The paper rout of Bangladesh’s Aussie rout

Filed under: Paper Rout, Australia, Bangladesh — Rick Eyre @ 4:57 pm

Coverage from the British Sunday papers of Australia’s humiliation by Bangladesh at Sophia Gardens on Saturday:

Simon Wilde in the Sunday Times:

Bangladesh yesterday pulled off one of the greatest upsets in cricket, and possibly all sport

Vic Marks in the Observer:

At the start of the day we wondered whether the Aussie juggernaut was spluttering. By the end, it seemed to be missing several wheels.

Geoff Lawson in the Observer:

The surprise in the success of the chase should lie not in Australia’s failure to defend a total twice in four days but in the mature and disciplined fashion in which Bangladesh pursued.

Scyld Berry in the Sunday Telegraph:

Australia’s amazingly demoralised mood stems from some combination of their two defeats last week, the disciplinary action which had to be taken against Andrew Symonds and may have to be taken against Hussey, and perhaps the realisation that their empire is finally in decline.

Mike Atherton in the Sunday Telegraph:

Their [Australia’s] hegemony over the last decade has been largely based on better bowling and out cricket than their opponents. And it is precisely these two areas where they have looked most out-of-sorts.
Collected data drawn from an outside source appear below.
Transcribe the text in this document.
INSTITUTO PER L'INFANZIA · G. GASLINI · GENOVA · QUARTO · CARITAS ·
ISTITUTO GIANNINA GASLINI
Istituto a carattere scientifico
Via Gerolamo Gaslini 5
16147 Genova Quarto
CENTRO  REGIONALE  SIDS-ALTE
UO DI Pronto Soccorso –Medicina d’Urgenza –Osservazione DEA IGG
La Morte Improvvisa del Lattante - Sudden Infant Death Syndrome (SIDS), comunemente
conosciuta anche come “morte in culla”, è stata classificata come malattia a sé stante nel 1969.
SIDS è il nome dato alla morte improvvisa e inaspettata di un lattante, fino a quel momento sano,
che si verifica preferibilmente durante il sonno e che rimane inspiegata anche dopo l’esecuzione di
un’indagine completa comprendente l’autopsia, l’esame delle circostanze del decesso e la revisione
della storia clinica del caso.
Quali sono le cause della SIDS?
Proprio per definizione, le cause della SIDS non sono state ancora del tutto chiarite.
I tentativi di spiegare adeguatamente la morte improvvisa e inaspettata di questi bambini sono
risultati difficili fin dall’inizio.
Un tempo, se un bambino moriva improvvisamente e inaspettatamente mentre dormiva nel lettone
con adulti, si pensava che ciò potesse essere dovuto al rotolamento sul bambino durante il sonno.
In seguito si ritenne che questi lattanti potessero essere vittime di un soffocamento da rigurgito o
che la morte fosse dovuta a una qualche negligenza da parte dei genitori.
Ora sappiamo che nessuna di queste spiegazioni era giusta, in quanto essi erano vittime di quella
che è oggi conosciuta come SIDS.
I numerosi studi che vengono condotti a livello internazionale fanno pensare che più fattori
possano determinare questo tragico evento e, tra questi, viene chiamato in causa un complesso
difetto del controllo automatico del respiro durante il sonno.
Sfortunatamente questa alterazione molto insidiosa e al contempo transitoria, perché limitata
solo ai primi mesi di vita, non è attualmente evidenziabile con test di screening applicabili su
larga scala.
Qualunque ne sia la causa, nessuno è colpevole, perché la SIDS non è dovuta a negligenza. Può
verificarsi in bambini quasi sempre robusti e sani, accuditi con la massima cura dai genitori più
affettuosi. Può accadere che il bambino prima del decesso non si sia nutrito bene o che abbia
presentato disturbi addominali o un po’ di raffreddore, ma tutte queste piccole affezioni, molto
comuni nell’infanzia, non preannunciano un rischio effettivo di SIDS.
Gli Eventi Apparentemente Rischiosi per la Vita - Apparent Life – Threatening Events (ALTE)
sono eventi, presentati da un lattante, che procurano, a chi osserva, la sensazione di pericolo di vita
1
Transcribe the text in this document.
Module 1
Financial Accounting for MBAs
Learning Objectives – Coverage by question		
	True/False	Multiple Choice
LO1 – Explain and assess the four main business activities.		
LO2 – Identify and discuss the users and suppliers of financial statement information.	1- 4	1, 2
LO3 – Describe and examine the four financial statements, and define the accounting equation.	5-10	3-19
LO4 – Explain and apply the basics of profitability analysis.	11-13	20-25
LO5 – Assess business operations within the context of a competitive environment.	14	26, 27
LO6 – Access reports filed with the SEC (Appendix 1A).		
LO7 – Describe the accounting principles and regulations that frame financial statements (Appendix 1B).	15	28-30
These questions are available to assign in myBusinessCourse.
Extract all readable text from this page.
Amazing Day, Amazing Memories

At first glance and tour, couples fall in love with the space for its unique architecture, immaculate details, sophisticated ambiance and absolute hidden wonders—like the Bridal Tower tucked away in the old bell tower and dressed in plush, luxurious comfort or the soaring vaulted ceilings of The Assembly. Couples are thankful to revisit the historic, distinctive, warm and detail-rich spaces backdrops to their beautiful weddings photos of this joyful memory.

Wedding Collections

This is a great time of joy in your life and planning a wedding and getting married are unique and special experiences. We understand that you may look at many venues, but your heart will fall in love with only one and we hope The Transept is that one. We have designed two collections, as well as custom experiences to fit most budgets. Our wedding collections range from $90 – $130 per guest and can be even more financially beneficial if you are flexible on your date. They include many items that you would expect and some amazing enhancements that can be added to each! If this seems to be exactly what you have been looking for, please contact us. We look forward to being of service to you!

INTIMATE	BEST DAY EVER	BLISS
Worst headline of the match, however, goes to Sydney’s Sun-Herald. Going to press before the match was finished, they headlined Chloe Saltau’s report on the Australian innings with the title:

Bangers mash top order

A couple of MP3s on the ABC website: some post-match interviews by Jim Maxwell (12:13, 2.8megs) and the audio of the winning runs (1:12, 285k).